Davacının ticari defter ve kayıtları üzerinde davaya konu bonoların ne şekilde kayıtlı olduğu ve taraflar arasındaki ticari ilişkinin defterlere ne şekilde yansıdığı yönünde talimat yolu ile inceleme yaptırılmak istenmiş, mahallinde yapılan inceleme sırasında defterlerin ibraz edilmediği görülmüş alınan raporda “…tespitler sonucunda; Alacaklı vekili söz konusu bonoların kendilerine ait olduğunu, Mal teslim belgesi olarak düzenlediklerini 4 adet seri numaralı belgelerinde kendilerine ait olduğu malın teslimi ve tutarını gösteren ikincil belgeler olduğu ve yasal belgeler olmadığı, Ticari defterler ve bunlara ait kayıtlar ibraz edilmemiştir.” denildiği görülmüştür.
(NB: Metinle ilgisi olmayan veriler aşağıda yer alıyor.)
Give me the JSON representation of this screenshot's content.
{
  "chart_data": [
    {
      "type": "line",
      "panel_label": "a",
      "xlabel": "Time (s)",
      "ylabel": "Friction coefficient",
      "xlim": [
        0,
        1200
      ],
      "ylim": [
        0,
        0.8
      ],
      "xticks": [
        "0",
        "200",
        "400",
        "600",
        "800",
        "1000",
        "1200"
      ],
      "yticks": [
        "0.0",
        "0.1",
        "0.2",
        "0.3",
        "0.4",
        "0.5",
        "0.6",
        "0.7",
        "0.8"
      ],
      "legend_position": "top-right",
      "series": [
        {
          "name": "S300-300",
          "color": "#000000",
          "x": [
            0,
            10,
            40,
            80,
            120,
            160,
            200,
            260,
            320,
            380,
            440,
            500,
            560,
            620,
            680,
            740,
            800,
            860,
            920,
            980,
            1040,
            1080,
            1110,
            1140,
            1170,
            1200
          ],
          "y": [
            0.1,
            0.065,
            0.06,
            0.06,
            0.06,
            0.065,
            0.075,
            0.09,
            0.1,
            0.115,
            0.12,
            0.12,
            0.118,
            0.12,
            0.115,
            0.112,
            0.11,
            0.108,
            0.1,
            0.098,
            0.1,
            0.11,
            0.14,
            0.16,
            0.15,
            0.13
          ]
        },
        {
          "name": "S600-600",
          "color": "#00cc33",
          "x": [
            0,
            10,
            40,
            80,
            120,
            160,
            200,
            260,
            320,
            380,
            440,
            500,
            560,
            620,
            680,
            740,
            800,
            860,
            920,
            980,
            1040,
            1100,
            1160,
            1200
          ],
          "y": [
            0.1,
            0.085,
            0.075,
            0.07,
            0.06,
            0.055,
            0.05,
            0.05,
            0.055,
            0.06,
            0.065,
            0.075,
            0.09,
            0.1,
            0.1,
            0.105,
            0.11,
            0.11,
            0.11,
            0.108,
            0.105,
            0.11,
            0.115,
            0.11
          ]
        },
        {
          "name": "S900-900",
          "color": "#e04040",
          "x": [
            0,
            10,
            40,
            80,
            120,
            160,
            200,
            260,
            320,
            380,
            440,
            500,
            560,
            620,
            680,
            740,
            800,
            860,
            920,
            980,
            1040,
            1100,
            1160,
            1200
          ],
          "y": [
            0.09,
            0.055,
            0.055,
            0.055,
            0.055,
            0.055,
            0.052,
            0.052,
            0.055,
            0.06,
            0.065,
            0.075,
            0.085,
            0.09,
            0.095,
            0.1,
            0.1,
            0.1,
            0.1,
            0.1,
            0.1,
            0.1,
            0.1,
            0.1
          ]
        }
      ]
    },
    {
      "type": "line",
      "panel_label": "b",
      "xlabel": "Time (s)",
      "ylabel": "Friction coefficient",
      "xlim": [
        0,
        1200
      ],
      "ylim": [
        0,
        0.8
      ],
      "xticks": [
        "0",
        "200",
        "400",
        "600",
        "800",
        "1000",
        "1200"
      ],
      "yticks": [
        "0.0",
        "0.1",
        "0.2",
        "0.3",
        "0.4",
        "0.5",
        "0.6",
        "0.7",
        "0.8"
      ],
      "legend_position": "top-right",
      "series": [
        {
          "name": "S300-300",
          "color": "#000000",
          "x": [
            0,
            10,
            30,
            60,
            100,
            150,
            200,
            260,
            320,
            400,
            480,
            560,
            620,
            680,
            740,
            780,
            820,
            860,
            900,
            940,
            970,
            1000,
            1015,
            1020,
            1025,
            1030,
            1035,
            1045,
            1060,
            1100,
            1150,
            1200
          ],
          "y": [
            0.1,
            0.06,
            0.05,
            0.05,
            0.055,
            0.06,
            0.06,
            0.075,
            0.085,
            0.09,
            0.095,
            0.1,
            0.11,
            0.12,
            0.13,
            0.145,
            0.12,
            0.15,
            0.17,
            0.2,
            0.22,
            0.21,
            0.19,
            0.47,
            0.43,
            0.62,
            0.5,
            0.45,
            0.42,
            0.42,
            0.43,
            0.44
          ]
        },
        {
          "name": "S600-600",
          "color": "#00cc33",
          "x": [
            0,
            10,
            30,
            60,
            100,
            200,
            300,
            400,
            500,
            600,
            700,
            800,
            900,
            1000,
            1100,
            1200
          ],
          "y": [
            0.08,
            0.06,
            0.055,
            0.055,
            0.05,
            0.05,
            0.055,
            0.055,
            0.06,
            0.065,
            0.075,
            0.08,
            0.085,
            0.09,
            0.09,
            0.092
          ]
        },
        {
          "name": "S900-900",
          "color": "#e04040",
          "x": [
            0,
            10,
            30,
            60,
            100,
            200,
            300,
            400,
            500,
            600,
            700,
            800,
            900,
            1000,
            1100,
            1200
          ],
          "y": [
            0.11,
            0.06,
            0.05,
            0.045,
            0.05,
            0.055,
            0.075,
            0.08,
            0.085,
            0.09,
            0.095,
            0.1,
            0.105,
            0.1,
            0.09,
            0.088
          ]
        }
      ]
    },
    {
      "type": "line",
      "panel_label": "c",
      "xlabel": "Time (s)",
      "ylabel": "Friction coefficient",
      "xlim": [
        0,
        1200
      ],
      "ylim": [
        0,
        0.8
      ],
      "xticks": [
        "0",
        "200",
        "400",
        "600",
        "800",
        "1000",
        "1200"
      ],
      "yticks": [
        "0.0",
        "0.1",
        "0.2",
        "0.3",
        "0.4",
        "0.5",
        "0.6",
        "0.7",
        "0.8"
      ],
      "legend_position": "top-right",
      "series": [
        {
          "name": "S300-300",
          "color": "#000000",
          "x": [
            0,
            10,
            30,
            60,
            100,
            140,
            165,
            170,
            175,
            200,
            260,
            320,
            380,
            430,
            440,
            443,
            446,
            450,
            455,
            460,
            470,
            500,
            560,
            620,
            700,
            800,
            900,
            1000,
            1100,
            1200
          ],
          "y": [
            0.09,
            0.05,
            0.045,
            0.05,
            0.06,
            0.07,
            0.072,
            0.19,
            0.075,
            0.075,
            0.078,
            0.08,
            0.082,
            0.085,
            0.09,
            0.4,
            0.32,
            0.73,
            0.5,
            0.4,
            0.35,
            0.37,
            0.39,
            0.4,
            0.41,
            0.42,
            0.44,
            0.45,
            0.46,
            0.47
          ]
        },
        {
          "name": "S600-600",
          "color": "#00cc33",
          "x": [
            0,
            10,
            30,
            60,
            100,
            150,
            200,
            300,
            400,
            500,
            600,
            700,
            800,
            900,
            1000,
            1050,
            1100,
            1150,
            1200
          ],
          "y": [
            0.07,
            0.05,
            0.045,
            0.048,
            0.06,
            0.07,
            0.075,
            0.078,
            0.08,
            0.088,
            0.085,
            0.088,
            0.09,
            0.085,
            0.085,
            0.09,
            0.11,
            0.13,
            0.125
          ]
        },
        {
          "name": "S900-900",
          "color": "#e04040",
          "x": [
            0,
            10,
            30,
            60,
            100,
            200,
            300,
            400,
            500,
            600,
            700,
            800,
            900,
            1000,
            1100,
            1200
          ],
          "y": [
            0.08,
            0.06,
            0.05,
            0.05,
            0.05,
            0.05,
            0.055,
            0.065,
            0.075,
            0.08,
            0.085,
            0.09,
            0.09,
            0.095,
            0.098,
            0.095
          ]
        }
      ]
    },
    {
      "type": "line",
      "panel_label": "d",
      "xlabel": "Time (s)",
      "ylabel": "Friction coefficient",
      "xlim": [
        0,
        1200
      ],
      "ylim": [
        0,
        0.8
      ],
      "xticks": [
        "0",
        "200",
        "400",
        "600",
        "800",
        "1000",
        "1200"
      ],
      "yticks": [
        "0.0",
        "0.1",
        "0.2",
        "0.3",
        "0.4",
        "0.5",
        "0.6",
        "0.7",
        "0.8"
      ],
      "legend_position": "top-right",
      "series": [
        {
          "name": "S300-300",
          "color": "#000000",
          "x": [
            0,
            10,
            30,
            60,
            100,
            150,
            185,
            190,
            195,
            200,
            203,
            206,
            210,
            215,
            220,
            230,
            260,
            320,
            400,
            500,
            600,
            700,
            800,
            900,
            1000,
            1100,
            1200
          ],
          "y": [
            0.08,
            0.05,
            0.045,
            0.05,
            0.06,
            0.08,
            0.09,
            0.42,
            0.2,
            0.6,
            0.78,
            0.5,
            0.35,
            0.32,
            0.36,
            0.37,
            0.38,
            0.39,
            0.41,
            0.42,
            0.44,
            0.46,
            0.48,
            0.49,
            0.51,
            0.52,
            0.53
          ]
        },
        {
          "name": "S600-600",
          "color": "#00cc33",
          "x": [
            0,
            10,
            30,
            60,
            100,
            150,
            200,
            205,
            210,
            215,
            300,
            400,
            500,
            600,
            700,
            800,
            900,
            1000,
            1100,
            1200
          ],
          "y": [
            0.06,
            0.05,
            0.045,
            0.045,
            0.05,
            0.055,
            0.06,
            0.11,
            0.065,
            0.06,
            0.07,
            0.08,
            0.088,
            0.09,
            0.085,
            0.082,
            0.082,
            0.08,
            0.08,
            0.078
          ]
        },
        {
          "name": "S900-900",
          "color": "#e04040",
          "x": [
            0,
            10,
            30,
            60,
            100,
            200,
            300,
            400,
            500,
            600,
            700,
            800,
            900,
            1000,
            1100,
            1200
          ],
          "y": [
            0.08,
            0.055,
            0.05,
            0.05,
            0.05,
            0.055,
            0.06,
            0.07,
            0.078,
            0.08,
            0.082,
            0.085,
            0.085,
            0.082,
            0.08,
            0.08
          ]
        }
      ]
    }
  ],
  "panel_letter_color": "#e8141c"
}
Davalının ticari defter ve kayıtları üzerinde davaya konu bonoların ne şekilde kayıtlı olduğu ve taraflar arasındaki ticari ilişkinin defterlere ne şekilde yansıdığı yönünde bilirkişi incelemesi yaptırılması için mahkememizin 15/06/20222 tarihli 2 numaralı ara kararı ile bilirkişi ücretinin depo edilmesi için davacı vekiline kesin mehil verilmiş, kesin mehlin e tebliğine rağmen davacı tarafça üçretin depo edilmediği görülmüştür.
DEĞERLENDİRME:
Davacı tarafça zaman aşımına uğramış bonolara dayalı olarak başlatılan icra takibine yönelik itirazın temel ilişkiye dayalı olarak iptali,davalı tarafça bonoların zaman aşımına uğradığı, avans olarak verilen bonolara rağmen davacının edimini yerine getirmediği belirtilerek davanın reddine karar verilmesi talep edilmiş olup;
Davacı tarafça 01.12.2013 vadeden başlayıp 01.09.2014 vade ile sona eren sıralı , zaman aşımına uğramış 10 adet, 2.000,00 er TL bonodan kaynaklı 20.000,00 TL asıl alacak ve işlemiş faize davayı takip yapılmış ise de, takibe konu bonoların zaman aşımına uğradığı, davalı tarafça zaman aşımı savunmasında bulunulduğu, temel borç ilişkisinin de davacı taraf ticari defter ve kayıtlarında bulunmadığı, davalının ticari defter ve kayıtları üzerinde yaptırılacak bilirkişi incelemesi için gerekli ücretin kesin mehile rağmen davacı tarafça depo edilmediği bu kapsamda davacının davalıdan alacaklı olduğunu ispat edemediği, davacı defter ve kayıtları üzerindeki bilirkişi raporu, zaman aşımına uğramış bonolar, icra dosyası davacı tarafa bilirkişi gideri için verilmiş ve tebliğ edilmiş kesin mehil ve tüm dosya içeriği ile anlaşılmakla aşağıdaki hükmün kurulmasına karar vermek gerekmiştir.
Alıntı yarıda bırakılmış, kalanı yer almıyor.